Ci sono libri che vedi la prima volta e ti appassioni all’immagine che subito ti si presenta davanti. Li guardi, li osservi, li annusi, li scruti: perché c’è qualcosa che ti richiama nelle parole, negli oggetti che diventano simboli e si accavallano ai pensieri come se ti appartenessero. Poi, però, te ne allontani: per paura, per diffidenza, per la certa convinzione che qualcosa, in quelle parole e in quelle immagini, è pronto a smuovere ciò che non vorresti.

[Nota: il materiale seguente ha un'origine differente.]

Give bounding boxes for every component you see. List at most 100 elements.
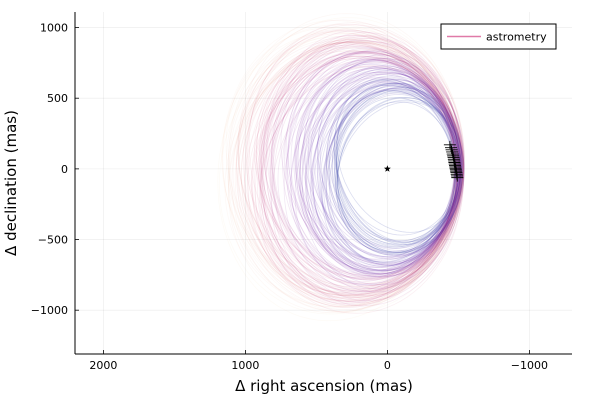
orbit-135 <box>323 79 463 266</box>
orbit-158 <box>326 79 459 249</box>
orbit-144 <box>282 56 459 278</box>
orbit-138 <box>295 63 457 260</box>
orbit-62 <box>307 67 462 254</box>
orbit-90 <box>317 65 464 256</box>
orbit-131 <box>263 49 462 304</box>
orbit-99 <box>316 69 461 266</box>
orbit-1 <box>284 47 458 279</box>
orbit-109 <box>312 87 465 271</box>
orbit-49 <box>290 71 465 286</box>
orbit-110 <box>238 30 464 297</box>
orbit-13 <box>293 57 464 275</box>
orbit-72 <box>245 29 456 290</box>
orbit-118 <box>294 73 460 286</box>
orbit-117 <box>226 36 461 296</box>
astrometry-point-19 <box>451 173 464 182</box>
orbit-104 <box>331 89 462 253</box>
orbit-94 <box>247 55 463 303</box>
orbit-152 <box>334 90 463 254</box>
tick-labels: 2000 1000 0 −1000 1000 500 0 −500 −1000 <box>31 22 548 372</box>
orbit-79 <box>271 39 460 284</box>
orbit-140 <box>314 81 462 258</box>
x-tick-label-0: 2000 <box>89 359 117 372</box>
orbit-91 <box>236 22 464 302</box>
orbit-64 <box>261 61 464 291</box>
orbit-69 <box>273 55 458 279</box>
legend-label-astrometry: astrometry <box>486 31 547 44</box>
orbit-67 <box>259 43 465 293</box>
orbit-159 <box>310 85 459 267</box>
y-tick-label-1: 500 <box>47 92 68 105</box>
orbit-92 <box>262 45 458 283</box>
orbit-145 <box>234 41 464 301</box>
astrometry-point-2 <box>445 145 458 154</box>
orbit-132 <box>272 52 463 302</box>
orbit-74 <box>238 40 457 288</box>
orbit-116 <box>237 28 462 288</box>
astrometry-point-3 <box>446 147 459 156</box>
x-tick-label-1: 1000 <box>231 359 259 372</box>
orbit-5 <box>262 37 462 297</box>
orbit-128 <box>218 33 460 315</box>
orbit-133 <box>306 73 463 269</box>
x-axis-label: Δ right ascension (mas) <box>235 377 413 395</box>
orbit-75 <box>224 50 465 308</box>
orbit-51 <box>228 27 463 299</box>
orbit-23 <box>232 46 457 292</box>
star-marker <box>383 165 391 172</box>
orbit-30 <box>317 69 462 252</box>
orbit-87 <box>336 97 465 254</box>
orbit-146 <box>254 41 465 308</box>
orbit-113 <box>285 52 462 277</box>
orbit-16 <box>247 41 464 314</box>
orbit-123 <box>268 56 459 276</box>
orbit-65 <box>260 52 458 303</box>
orbit-29 <box>237 19 465 298</box>
axes <box>74 12 572 355</box>
orbit-31 <box>299 67 464 269</box>
orbit-76 <box>225 27 464 291</box>
star-marker-group <box>383 165 391 172</box>
orbit-60 <box>235 33 458 297</box>
orbit-3 <box>260 52 462 306</box>
orbit-57 <box>255 44 465 281</box>
orbit-4 <box>228 41 464 314</box>
y-tick-label-4: −1000 <box>31 304 68 317</box>
orbit-89 <box>238 41 463 305</box>
orbit-33 <box>310 58 465 258</box>
grid <box>75 12 572 354</box>
orbit-95 <box>336 82 461 242</box>
orbit-68 <box>260 53 463 281</box>
orbit-107 <box>248 29 460 292</box>
orbit-130 <box>254 50 456 297</box>
orbit-15 <box>317 81 461 263</box>
legend: astrometry <box>440 23 557 50</box>
orbit-112 <box>277 67 465 279</box>
orbit-12 <box>308 72 461 261</box>
orbit-40 <box>242 24 465 295</box>
orbit-70 <box>272 49 462 275</box>
orbit-114 <box>260 34 465 288</box>
orbit-37 <box>286 58 463 286</box>
orbit-129 <box>260 65 463 295</box>
orbit-24 <box>269 53 465 307</box>
orbit-151 <box>265 32 461 290</box>
orbit-55 <box>217 17 460 322</box>
orbit-102 <box>235 41 461 302</box>
orbit-26 <box>321 86 461 272</box>
orbit-44 <box>321 87 462 263</box>
orbit-54 <box>265 36 462 292</box>
orbit-96 <box>237 40 463 311</box>
orbit-150 <box>335 82 461 236</box>
y-tick-label-2: 0 <box>61 163 68 176</box>
astrometry-points <box>443 140 464 182</box>
orbit-27 <box>259 65 460 294</box>
x-tick-label-2: 0 <box>384 359 391 372</box>
y-tick-label-3: −500 <box>38 234 68 247</box>
orbit-53 <box>299 65 460 273</box>
orbit-32 <box>256 41 459 286</box>
orbit-122 <box>231 27 465 312</box>
orbit-22 <box>263 44 457 277</box>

Se mi tornassi questa sera accanto” di Carmen Pellegrino,  è uno di quei libri che mi è servito annusare, accarezzare, sentirne bene il peso prima di poterlo aprire e tuffarmi nella delicatezza che fin dalla prima pagina ho riconosciuto e assaporato. Perché, come dice Lulù, “c’è un tempo per ogni cosa” e solo dentro di noi sappiamo davvero quando questo tempo arriva, senza saperne precisare i motivi. Arriva e basta. E quando arriva, ti sorprende come un soffio delicato di aria pulita, leggera, che apre spiragli di luce e si apre all’altro senza barriere e ostacoli.

Ma chi è Lulù?

Lulù cresce in un mondo sognato. Un mondo fatto di mondi altri che si alternano tra gli ideali utopici – nati per affogare la delusione del fallimento del partito socialista e della corruzione politica – di Giosuè, e le immaginazioni folli – effetto di una malattia che annienta la realtà e sopravvive trasognante – di Nora.

In mezzo a queste fantasie, Lulù congegna un futuro altrettanto immaginifico: un futuro in cui si vede riparatrice di pensieri: dispensatrice di bellezza per tutti i suoi clienti.

«Ho deciso due anni fa. Farò la pensatrice. Avrò un’officina tutta mia dove aggiusterò i pensieri rotti.»
«Ma che sciocchezze! Non esistono pensieri rotti. E di sicuro non si potrebbero aggiustare.»
«Nella mia officina si potranno aggiustare. Io penserò cose belle, pensieri di felicità e serenità, e li metterò nella testa dei miei clienti. I pensieri brutti finiranno nella spazzatura. (…)»

Giosuè, suo padre, annaspa ramingo nel suo delirio utopico della “Città dell’Ignoto Ideale”, irrompendo nella vita della figlia, ancora bambina, con una foga impetuosa e delicata al tempo stesso, fatta di emozioni invadenti che superano quello spazio vitale che un genitore dovrebbe saper misurare.

Una passione, la sua, che incalza e diventa morbosa, ansiosa, malata. E condiziona il futuro di Lulù e, inevitabilmente, anche il suo.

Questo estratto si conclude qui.